Gazanfaroglu, a member of parliament who hails from the Aliyevs' native exclave of Nakhchivan, calls for lifting the ban on wearing hijab, a covering for Muslim women, at universities, and for creating a standard uniform for Muslim female students, which would be unique to Azerbaijan and "free from ideological elements from Iran, Turkey or Saudi Arabia."
He has also advocated greater official tolerance for public expression of Muslim beliefs.
"It is not right when church bells ring freely, while azan, a call for divine service, is not heard outside mosques as it should be, or to impose a ban on praying outside the mosque and to have police persecute some believers," Gazanfaroglu told EurasiaNet. "This attitude should be changed."
A strategy for votes by a little-known candidate? One religious rights activist doubts it.
"There is no feeling that elections are being held in the country, not even an imitation of elections as used to be the case," said Ilqar Ibrahimoglu, the former imam of Baku's Juma mosque, and a frequent government critic. "? There is no issue about candidates attracting the electorate, including religious communities, since this is all just a performance."
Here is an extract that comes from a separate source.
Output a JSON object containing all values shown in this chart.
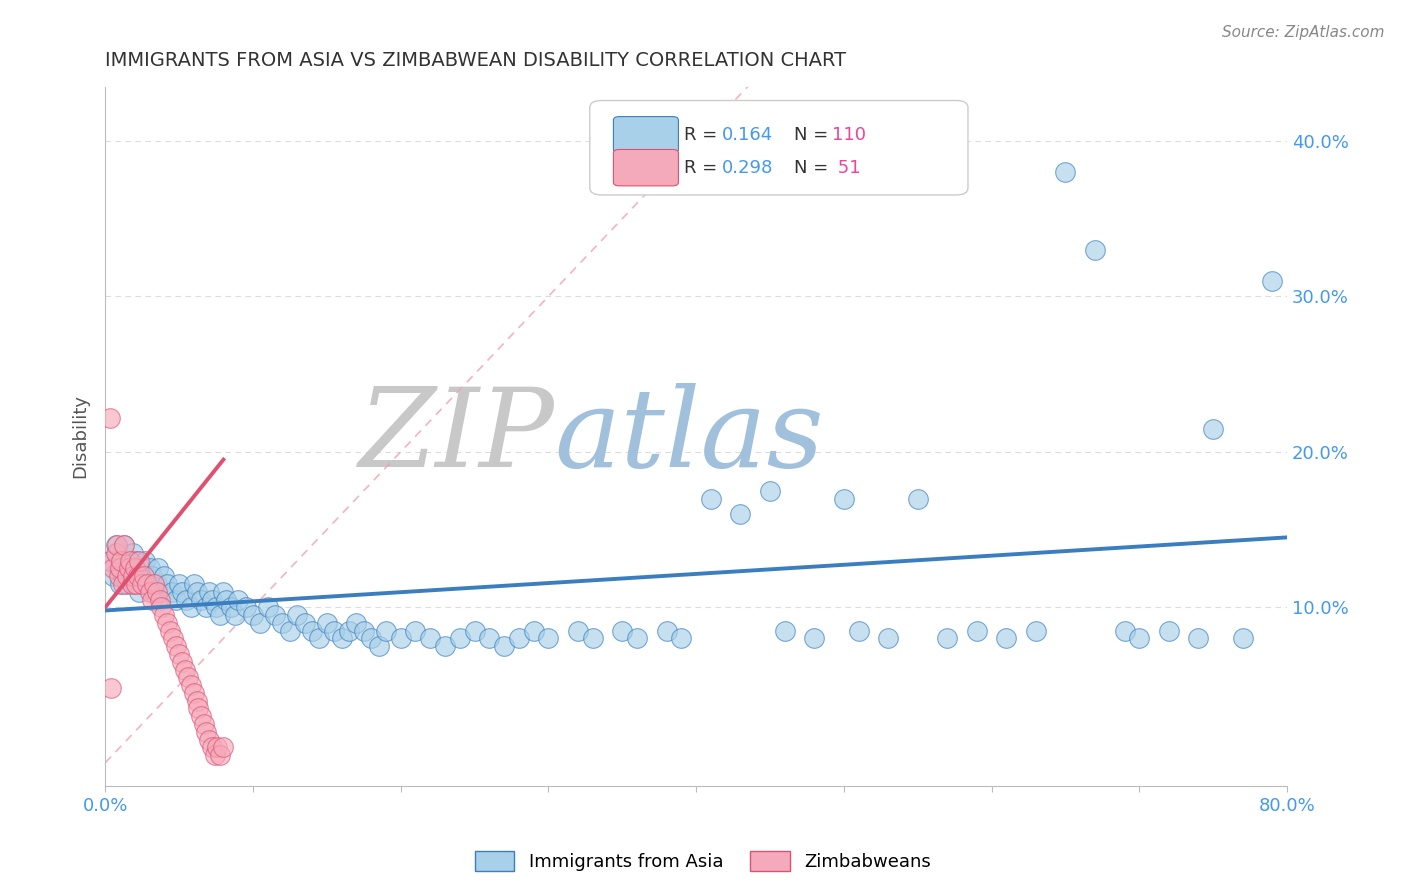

Presidential candidate Gulamhusseyn Alibayli, chairman of the Aydinlar (Intellectuals) Party, largely echoed the view that Islam is not a factor in this year's presidential vote.
Affirming that "equal conditions" have already been established for all religions in Azerbaijan, Alibayli, a former advisor to the late President Abulfaz Elchibey, maintained that restrictions on "free praying" or police forcing Muslim men to shave their beards "should be considered as a human rights violation" alone.
Arif Yunus, author of "Islam in Azerbaijan", however, believes that the "Islamic factor" within Azerbaijani society and the country's political life is growing. Yunus attributes the phenomenon to disillusionment with both democracy and the West.
"There is a struggle between the two ideologies: Heydarism [a reference to the late President Heydar Aliyev, father of current President Ilham Aliyev] as a cult of the personality, which has already created irritation among the population, and Islamism, which is considered as an alternative," he said. "The incumbent government has no policy towards religion. They use the old Soviet policy of repression ?"
Yunus cited as an example the August 17 grenade explosion in a Baku mosque that left two people dead and 13 injured. Several members of an Islamic group known as the Forest Brothers have been detained as suspects.
But religious rights activist Ibrahimoglu disagrees. The incident is but a single instance, he said; an investigation into the explosion is ongoing.
The 2008 International Religious Freedom Report from the US Department of State's Bureau of Democracy, Human Rights and Labor states that religious practice in Azerbaijan is "generally free," however, noted that "burdensome registration requirements and selective harassment marred application of the law."
Mina Muradova is a freelance writer based in Baku.